Entering edit mode
4.6 years ago
innyus
▴
40
Hi all!
I am a beginner in R. I am currently working on gene expression data (Nanostring). The data is normalized, house-keeping genes and low abundance have been removed and the data have been log2 transformed.
I have done DE analysis with limma.
Question: do I need to use scale(data) before running the analysis? I tried both scaling and without and the result are pretty similair but there are some differences. Same goes when I did PCA, the results rate almost same but not quite.
Main question: does one always have to use scale() on the data (even normalized, log2 transformed)? Can scale() ever ”damage” the results/data?
My take on it is that it's easier to interpret the beta values resulting from a linear model when they're scaled. In linear models it shouldn't affect the results.

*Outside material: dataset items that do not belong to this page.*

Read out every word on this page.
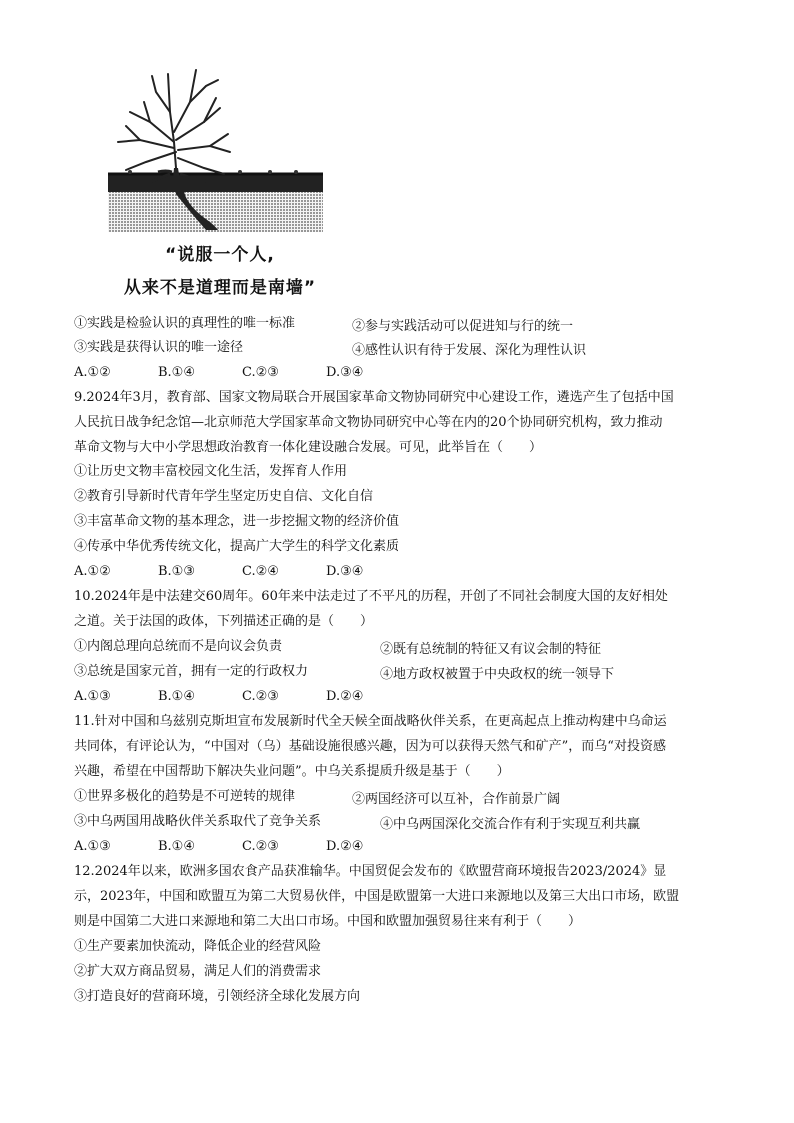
“说服一个人,
从来不是道理而是南墙”
①实践是检验认识的真理性的唯一标准	②参与实践活动可以促进知与行的统一
③实践是获得认识的唯一途径	④感性认识有待于发展、深化为理性认识
A.①②	B.①④	C.②③	D.③④
9.2024年3月，教育部、国家文物局联合开展国家革命文物协同研究中心建设工作，遴选产生了包括中国
人民抗日战争纪念馆—北京师范大学国家革命文物协同研究中心等在内的20个协同研究机构，致力推动
革命文物与大中小学思想政治教育一体化建设融合发展。可见，此举旨在（　　）
①让历史文物丰富校园文化生活，发挥育人作用
②教育引导新时代青年学生坚定历史自信、文化自信
③丰富革命文物的基本理念，进一步挖掘文物的经济价值
④传承中华优秀传统文化，提高广大学生的科学文化素质
A.①②	B.①③	C.②④	D.③④
10.2024年是中法建交60周年。60年来中法走过了不平凡的历程，开创了不同社会制度大国的友好相处
之道。关于法国的政体，下列描述正确的是（　　）
①内阁总理向总统而不是向议会负责	②既有总统制的特征又有议会制的特征
③总统是国家元首，拥有一定的行政权力	④地方政权被置于中央政权的统一领导下
A.①③	B.①④	C.②③	D.②④
11.针对中国和乌兹别克斯坦宣布发展新时代全天候全面战略伙伴关系，在更高起点上推动构建中乌命运
共同体，有评论认为，“中国对（乌）基础设施很感兴趣，因为可以获得天然气和矿产”，而乌“对投资感
兴趣，希望在中国帮助下解决失业问题”。中乌关系提质升级是基于（　　）
①世界多极化的趋势是不可逆转的规律	②两国经济可以互补，合作前景广阔
③中乌两国用战略伙伴关系取代了竞争关系	④中乌两国深化交流合作有利于实现互利共赢
A.①③	B.①④	C.②③	D.②④
12.2024年以来，欧洲多国农食产品获准输华。中国贸促会发布的《欧盟营商环境报告2023/2024》显
示，2023年，中国和欧盟互为第二大贸易伙伴，中国是欧盟第一大进口来源地以及第三大出口市场，欧盟
则是中国第二大进口来源地和第二大出口市场。中国和欧盟加强贸易往来有利于（　　）
①生产要素加快流动，降低企业的经营风险
②扩大双方商品贸易，满足人们的消费需求
③打造良好的营商环境，引领经济全球化发展方向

The coefficients are comparable when standardized but their interpretation is not simpler because the relation to the original measurement unit is lost, e.g. interpretation of a coefficient on a weight scale is interpreted as how much a change in outcome is brought about by a change in 1 kg in the measured mass, the standardized version is interpreted as how much the outcome would change for a 1 standard deviation change in mass.
Yes, that makes sense.
Just a side comment, as I have processed many NanoString datasets: the approach that you're using is not incorrect; however, NanoString is a count-based method and the analysis may therefore be more conducive to the use of EdgeR or DESeq2, i.e., start from the raw NanoString counts and normalise these via EdgeR or DESeq2. One can even specify housekeeper genes, in this scenario. nSolver is also a [free] Windows-based GUI that can process NanoString data.